Chloe is the pseudonym for a ninth grade student who could be completely incapacitated by stress when asked to speak in class–even from her own seat, let alone in front of the class. Mindfulness practices have helped her calm down and overcome her fears of public speaking and other things. After practicing mindfulness for over a year, she is able to look back and laugh about the day she cried in class, paralyzed by fear. This is her story, slightly edited for correctness.

I was feeling my usual sense of frustration, and guilt. The same feeling I’ve felt since fifth grade. I hadn’t done my homework yet again, and the teacher was giving me a hard time. Yet again. I was mad at myself for not turning it in, or even bothering to do a simple page of fifteen math problems, or a quick bit of research for biology. I hate how lazy I’ve been. But what I hate even more is the fact that I’ve done diddly-squat about it. I knew I needed to get myself straightened out and back on track, and SOON, or I’d definitely never get anywhere in life. I needed some form of help.

My silent pleas for help were finally answered. I wandered into my class and plopped down in my seat, exhausted. It was the first day of the second trimester. I was close to falling asleep because of how confusing the day had been. The bell rang and a short while later, our teacher, ms. eddy, stood up and told us what she had planned for the day. She told us she was going to have us try a thing called “mindfulness.”

I wasn’t so sure about this. I felt like that would be far too deep for me, as I’m not very spiritual. I also thought it might be worth a shot, because I was so desperate for help at this point. I wanted to get over feeling useless, and be able to do my homework. Not to mention I had no choice because she had planned for us to do a practice anyway.

She shut off the lights, and the audio clip started. I closed my eyes. A very  monotonous voice came over the room. My friends and I snickered immaturely at his gravelly, tired voice. After a while, we shut up and focused. I listened closely to him and followed what he said.

A few minutes later, it ended and I sat up, blinking slowly as the lights came back on. I felt lighter somehow. Like my stresses had been lifted off my shoulders. My mind had been cleared, oddly enough. Something so simple did so much.

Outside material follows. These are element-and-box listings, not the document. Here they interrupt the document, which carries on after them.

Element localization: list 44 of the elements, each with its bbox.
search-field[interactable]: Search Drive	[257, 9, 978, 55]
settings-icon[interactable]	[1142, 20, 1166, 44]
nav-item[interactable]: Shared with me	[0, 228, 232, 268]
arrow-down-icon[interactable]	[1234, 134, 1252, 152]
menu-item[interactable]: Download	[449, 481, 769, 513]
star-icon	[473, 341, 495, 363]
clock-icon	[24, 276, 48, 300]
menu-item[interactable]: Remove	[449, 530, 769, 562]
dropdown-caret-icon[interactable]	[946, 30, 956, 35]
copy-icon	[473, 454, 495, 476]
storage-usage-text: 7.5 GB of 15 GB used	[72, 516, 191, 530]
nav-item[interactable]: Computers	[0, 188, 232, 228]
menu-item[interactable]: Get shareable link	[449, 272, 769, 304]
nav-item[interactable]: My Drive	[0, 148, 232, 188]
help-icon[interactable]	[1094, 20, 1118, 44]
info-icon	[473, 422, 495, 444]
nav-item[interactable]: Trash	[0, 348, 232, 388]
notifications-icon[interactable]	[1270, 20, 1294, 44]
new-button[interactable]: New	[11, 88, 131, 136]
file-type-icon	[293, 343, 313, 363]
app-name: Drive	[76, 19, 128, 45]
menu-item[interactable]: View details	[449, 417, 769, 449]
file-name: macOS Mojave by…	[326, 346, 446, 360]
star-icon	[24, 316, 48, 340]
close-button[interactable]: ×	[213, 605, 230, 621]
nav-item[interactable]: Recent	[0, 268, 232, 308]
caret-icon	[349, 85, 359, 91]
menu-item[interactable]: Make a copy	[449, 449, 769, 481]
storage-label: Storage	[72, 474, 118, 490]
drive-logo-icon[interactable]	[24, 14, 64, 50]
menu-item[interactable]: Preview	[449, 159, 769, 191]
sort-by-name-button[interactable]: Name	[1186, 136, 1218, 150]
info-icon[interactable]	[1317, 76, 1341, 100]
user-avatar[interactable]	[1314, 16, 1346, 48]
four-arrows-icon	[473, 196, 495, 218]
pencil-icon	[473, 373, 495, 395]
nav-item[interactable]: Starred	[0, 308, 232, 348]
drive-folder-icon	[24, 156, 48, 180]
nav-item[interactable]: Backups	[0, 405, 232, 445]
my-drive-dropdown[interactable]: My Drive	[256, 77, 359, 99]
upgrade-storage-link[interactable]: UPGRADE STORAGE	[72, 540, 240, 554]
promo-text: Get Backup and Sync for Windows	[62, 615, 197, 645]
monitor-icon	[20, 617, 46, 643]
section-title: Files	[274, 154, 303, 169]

Over the next few weeks, we did more mindfulness practices. The more we did, the more it would show. I noticed my grades rising. My homework turn-in rate was on a record high for math class. I was getting a little better sleep, and my depressive episodes were shorter. The meditations we did were varied. I enjoyed all of them. Some less than others. The one that helped the least was very, very short. I couldn’t reach my state of mindfulness at all.

This mindful state is very important to rational thinking. I learned that in class when we studied the effects of mindfulness on the human brain and how effectively you can evaluate and resolve conflicts. We were taught about the main parts of the brain that mindfulness affects: the amygdala, the hippocampus, and the prefrontal cortex. The amygdala is basically the brain’s security guard, and it stops negative emotions from getting where they need to go to be processed rationally. The hippocampus not only helps us respond to fears and threats, but also stores memories. The prefrontal cortex is where it’s at. This place does just about everything, but to keep it simple, it’s the powerhouse of thinking and learning.

After we learned those things, it led me to wonder. Why aren’t more classes doing this? Why not more schools? These would be so useful before a test. Or before an oral presentation of some kind, considering I’m not the only one with that fear. A lot of people have nerves that need calming, and that’s exactly what mindfulness is for. It helps you to be calmer overall. Mindfulness arms you with the power of rationality, so you don’t have to stress over everything. This is in no way saying you can’t have a little fit or breakdown every now and then, but these  practices can reduce the amount of times you have said fit. These are also not ensuring that you’ll always feel happy or at ease. There are things that may happen in life, and those things may be far beyond your control.

In conclusion, mindfulness has helped me more than I’d expected, and it would certainly be worth a try to anyone feeling any kind of negative feelings.